Thinking ahead: advice on beginning your future

    “College?” – It’s the perpetual question asked to high school seniors at this time of year throughout the country.

    Some students have been committed to their dream schools for months, some just committed yesterday and some are planning their productive gap years, but all know that this is the end of an era, and the beginning of the next.

    As the end of the school year approaches and decision day rolls around, many Palo Alto High School seniors are reflecting on their high school experiences. Here is some advice from those who know the most on how to get through it all: college counselors and teacher advisers.

    Graduation caps fly in front of the Tower building. Illustration: Timothy Liu.

    Graduation caps fly in front of the Tower building. Illustration: Timothy Liu.

    Classes: Finding the line between challenging and too much to handle.

    It is important to challenge yourself academically during high school, but challenge does not mean overload, according teacher adviser advisory presentations. Try to spread out taking difficult classes between your junior and senior years so neither has an excessive amount going on. 

    Most students don’t have private college counselors helping them choose classes, so feel free to ask older kids and teachers on campus — and especially your adviser in the College and Career Center — for advice when signing up for classes and getting to know which classes and teachers will be the best fit for you. Paly college counselor Sandra Cernobori says that underclassmen often come talk to her about class choices, and that taking the highest lane of classes will not determine your future success. She says that taking classes that require a lot of homework or are known for being difficult may be appropriate for some students, but not for others; find out what works for you.

    “People get into college with Algebra 2 as their senior math class,” Cernobori said. “Just because your friend is taking a lot of AP classes does not mean that that’s the right thing for you to do.”

    Take a chance and sign up for electives that you are interested in, even if they might not look as impressive on your transcript, Cernobori says.
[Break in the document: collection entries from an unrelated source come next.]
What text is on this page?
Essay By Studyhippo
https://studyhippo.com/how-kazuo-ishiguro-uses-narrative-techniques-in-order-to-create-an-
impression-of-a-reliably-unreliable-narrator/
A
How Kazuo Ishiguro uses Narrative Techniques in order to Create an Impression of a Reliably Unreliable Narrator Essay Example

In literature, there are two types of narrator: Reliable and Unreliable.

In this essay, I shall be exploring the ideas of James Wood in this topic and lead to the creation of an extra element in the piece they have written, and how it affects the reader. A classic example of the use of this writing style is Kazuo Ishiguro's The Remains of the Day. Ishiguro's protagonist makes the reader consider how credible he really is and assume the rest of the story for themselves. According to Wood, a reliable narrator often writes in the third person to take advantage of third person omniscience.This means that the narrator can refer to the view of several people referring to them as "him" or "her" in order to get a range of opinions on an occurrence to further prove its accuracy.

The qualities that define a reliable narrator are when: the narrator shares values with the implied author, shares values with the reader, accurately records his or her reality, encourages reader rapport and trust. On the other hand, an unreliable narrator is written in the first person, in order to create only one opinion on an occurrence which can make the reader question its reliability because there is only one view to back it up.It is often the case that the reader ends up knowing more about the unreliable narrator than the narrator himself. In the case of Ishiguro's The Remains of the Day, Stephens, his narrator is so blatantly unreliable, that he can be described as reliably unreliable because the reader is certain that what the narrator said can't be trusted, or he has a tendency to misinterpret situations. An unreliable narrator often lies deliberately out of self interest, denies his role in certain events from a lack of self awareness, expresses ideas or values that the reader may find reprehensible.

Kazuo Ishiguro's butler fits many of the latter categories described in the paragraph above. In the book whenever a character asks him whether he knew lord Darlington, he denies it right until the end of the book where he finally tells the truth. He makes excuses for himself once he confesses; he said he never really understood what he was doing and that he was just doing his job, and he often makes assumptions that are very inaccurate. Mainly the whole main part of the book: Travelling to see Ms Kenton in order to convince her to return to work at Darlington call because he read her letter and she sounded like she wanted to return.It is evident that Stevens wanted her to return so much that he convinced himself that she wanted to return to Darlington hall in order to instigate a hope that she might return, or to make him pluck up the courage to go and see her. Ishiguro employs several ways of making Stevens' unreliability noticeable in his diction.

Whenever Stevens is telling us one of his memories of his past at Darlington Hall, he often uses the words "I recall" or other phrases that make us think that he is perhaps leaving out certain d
That’s probably the best reason to take a class — to learn about something you care about.

    College applications and decisions: Prepare for the worst, but hope for the best.

    If there’s anything that the Class of 2017 has learned, it’s this: apply to safety schools that you would actually want to go to, because you might actually end up going there. Sometimes admissions decisions don’t go your way, like many seniors faced this year (shoutout to the UC’s), so you may be left with very few choices on where to go to college. Cernobori says that making sure that schools that you are likely to be accepted to do not go straight to the back burner is vital, and that visiting them should be made a priority.

    “In our office, we’ve tried to shift the language from ‘safety’ to ‘likely’ to emphasize that the category is really about the admissions process as opposed to it being a back-up plan,” Cernobori said. “All of the schools on your list should be ones that you would be willing to go to, and should have things in common with other schools you apply to, and you have to do your research to vet that out.”

    Starting to work on your college applications early on is a good idea, Cernobori says. The summer before senior year is a great time to start writing your common application and University of California essays, and will reduce stress during the school year. Make sure you know everything you need to apply and have everything squared away ahead of time so that any technical difficulties won’t affect your admissions. Following your Viking Guide is a great way to make sure that you’re organized and take care of everything.

    Cernobori echoed these sentiments.

    “Often, I tell students that if they have time, they should begin brainstorming during the summer,” Cernobori said. “I don’t care if they don’t write them, I just want you to think about it.”

    As the guide points out, planning your life after high school falls mostly on the student, but “there are many people and places at Paly to help you on your way.”

    When you start getting decision emails, prepare yourself. Getting rejection letters isn’t fun, but it is part of the process, and that’s okay. You are not alone in that, even if it may feel like you are. If you’re feeling down, get together with a group of friends, read a good book or eat some ice cream.

    Cernobori encourages students and parents alike to be cautious and nonjudgemental when approaching the subject of college.

    “People should be really sensitive to other’s feelings and I don’t think this should be a topic for conversation,” Cernobori said. “Students are under enough stress trying to do this reflection and the work of the applications without [other] students talking about their choices. I would extend that advice to parents a lot — I feel for kids when you run into someone at Safeway and the first thing that they ask you is ‘College?'”

    As the Paly College and Career Center advocates, community college is also another option that may be suitable to many students.

    Congratulations to the Class of 2017 for all of the things that you have accomplished and for everything that’s coming in the future. And to the Classes of 2018, 19, 20: make sure that you have fun while you’re here, because your teenage ignorance can only last so long. Enjoy it!